KWAÏDAN (1965)

Un film de fantômes japonais qui allie l’épouvante primitive, les croyances ancestrales et une splendeur esthétique de premier ordre…

KAIDAN

 

1965 – JAPON

 

Réalisé par Masaki Kobayashi

 

Avec Tatsuya Nakadai, Tetsuro Tamba, Rentaro Mikuni, Michiyo Aratama, Keiko Kishi, Katsuo Nakamura, Kan-Emon Nakamura

 

THEMA FANTÔMES

Inspiré par les contes de l’auteur Lafcadio Hearn, Kwaïdan est conçu sous forme d’un film à sketches et démarre sur un très beau générique où de l’encre colorée dessine des nuages dans l’eau. Le ton est donc donné dès les premières minutes : le spectacle qui nous attend sera graphique, folklorique et contemplatif. La première histoire de cette anthologie nippone, « Les Cheveux noirs », raconte l’aventure d’un samouraï abandonnant sa femme pour épouser la fille d’un homme fortuné dans le but de pouvoir évoluer sur l’échelle sociale. Mais les jours heureux avec son ancienne femme finissent par lui manquer. Toujours amoureux d’elle, il décide de la rejoindre… La macabre découverte qui l’attend annonce avec 25 ans d’avance la grande vogue des fantômes féminins aux longs cheveux noirs qui hanteront les écrans japonais des années 2000. (Ring, Dark Water, The Grudge et consort).

Le second récit, « La Femme des neiges », est une pure merveille visuelle. Un vieux bûcheron et son apprenti sont surpris par une tempête de neige et trouvent refuge dans une cabane. Soudain surgit une créature féminine se repaissant du sang du vieil homme et acceptant d’épargner son disciple à condition que ce dernier ne raconte jamais cette mésaventure. On trouve là une superbe forêt enneigée reconstituée en studio. Sur les cieux peints apparaît régulièrement un œil inquisiteur, réminiscence de celui de Caïn, qui semble veiller à ce que le héros ne brise pas sa promesse. Ce sketch propose également un jeu fascinant sur l’éclairage, qui permet en plan séquence de passer d’une chaumière chaleureuse à un paysage glacé. « Hoïchi sans oreilles », la troisième histoire, met en scène un jeune moine aveugle mandé par des fantômes pour leur conter tous les soirs le combat homérique qui mit fin à leur vie.
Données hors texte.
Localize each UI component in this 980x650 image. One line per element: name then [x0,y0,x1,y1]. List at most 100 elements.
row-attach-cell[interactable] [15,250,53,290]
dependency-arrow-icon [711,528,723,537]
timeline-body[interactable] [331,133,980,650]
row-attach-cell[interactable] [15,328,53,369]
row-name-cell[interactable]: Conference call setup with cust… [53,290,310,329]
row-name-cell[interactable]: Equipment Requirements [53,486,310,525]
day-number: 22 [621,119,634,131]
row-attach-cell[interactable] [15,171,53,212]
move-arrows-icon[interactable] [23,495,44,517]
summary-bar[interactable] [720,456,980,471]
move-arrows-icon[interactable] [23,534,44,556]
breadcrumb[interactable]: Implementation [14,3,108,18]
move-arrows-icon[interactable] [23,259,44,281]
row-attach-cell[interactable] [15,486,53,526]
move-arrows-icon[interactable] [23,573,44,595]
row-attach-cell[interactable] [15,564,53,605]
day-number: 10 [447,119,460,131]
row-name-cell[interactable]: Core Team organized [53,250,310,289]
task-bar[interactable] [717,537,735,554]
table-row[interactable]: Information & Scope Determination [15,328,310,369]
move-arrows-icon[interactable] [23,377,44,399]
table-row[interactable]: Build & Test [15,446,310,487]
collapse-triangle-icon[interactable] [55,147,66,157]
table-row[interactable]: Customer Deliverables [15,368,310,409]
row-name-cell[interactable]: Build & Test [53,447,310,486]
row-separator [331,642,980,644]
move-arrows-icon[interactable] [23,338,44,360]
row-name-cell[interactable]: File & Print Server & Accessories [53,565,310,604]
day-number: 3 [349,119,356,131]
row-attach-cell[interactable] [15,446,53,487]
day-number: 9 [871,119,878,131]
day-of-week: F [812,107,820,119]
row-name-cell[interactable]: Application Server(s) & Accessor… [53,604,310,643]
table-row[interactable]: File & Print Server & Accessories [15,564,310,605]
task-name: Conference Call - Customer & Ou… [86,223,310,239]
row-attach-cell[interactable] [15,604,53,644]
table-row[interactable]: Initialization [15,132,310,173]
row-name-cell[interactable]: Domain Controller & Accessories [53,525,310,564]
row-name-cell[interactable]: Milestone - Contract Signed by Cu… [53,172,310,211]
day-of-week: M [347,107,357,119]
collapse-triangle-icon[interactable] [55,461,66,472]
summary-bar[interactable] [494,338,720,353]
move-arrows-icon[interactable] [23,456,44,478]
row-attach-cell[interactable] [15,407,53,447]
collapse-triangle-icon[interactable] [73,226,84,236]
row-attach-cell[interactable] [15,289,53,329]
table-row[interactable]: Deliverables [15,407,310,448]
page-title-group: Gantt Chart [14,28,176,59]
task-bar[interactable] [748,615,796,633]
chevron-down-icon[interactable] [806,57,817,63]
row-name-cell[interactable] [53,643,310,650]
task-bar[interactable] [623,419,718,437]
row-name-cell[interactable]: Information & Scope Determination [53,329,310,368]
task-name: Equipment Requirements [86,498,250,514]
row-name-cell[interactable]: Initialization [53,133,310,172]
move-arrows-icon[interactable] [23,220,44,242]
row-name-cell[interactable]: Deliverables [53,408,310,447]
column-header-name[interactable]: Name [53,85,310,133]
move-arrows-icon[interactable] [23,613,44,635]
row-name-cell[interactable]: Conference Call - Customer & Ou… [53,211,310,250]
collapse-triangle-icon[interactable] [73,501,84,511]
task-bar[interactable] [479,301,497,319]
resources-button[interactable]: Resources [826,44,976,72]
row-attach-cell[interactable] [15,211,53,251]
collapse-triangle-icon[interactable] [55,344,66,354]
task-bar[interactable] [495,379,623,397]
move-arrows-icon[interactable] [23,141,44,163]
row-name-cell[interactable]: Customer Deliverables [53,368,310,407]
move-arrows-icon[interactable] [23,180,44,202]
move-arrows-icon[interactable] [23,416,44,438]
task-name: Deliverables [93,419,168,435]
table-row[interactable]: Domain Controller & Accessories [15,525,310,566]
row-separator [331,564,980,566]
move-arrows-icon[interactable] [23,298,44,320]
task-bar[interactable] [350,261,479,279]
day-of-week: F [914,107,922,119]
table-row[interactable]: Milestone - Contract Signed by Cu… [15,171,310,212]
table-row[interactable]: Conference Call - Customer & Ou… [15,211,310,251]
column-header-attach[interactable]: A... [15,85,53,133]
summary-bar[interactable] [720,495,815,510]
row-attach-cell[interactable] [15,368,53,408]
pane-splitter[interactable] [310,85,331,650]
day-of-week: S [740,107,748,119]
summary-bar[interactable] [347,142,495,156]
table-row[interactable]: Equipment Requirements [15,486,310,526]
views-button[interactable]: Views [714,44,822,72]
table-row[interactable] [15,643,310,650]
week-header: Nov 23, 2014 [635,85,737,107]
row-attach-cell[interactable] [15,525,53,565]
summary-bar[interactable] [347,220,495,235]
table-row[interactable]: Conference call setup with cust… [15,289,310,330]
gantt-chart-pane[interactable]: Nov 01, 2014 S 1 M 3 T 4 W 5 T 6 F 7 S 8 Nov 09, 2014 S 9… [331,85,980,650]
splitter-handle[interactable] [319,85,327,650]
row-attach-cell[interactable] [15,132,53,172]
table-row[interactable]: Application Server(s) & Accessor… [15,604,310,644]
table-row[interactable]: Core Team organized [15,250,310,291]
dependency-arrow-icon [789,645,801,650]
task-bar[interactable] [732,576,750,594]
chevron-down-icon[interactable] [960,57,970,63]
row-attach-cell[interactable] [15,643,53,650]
Ce segment accumule lui aussi les visions mémorables, de l’incroyable bataille navale, tournée dans un bassin devant de nouveaux cieux artificiels, au cimetière embrumé dans lequel les auditeurs fantômes se muent progressivement en pierres tombales, en passant par le corps d’Hoïchi entièrement recouvert de texte sacré calligraphié.

Que se passe-t-il si on avale une âme ?

Le dernier sketch, « Dans un bol de thé », aborde une question étrange : que se passe-t-il si on avale une âme ? Un seigneur est en effet hanté par le visage d’un guerrier qui apparaît dans le bol du thé qu’il boit, avant d’être confronté physiquement à ce mystérieux personnage. Inachevé, cet ultime conte se clôt sur une image pour le moins effrayante. Chaque protagoniste de Kwaïdan est ainsi confronté à un fantôme symbolisant un regret, une rancœur ou une erreur : celui d’un abandon égoïste, d’une promesse bafouée, d’une bataille perdue ou d’une dépossession surnaturelle… Si l’œuvre de Kobayashi est une indéniable réussite visuelle, étalant sur un généreux format Cinémascope ses somptueux décors de studio, la froideur de sa mise en scène et la langueur de son rythme nuisent parfois à l’impact de ses histoires. Chaque conte s’étire en effet sur trois bons quarts d’heure, alors que bien souvent la moitié aurait amplement suffi. Cette réserve mise à part, Kwaïdan demeure la référence ultime en matière de film de fantôme japonais.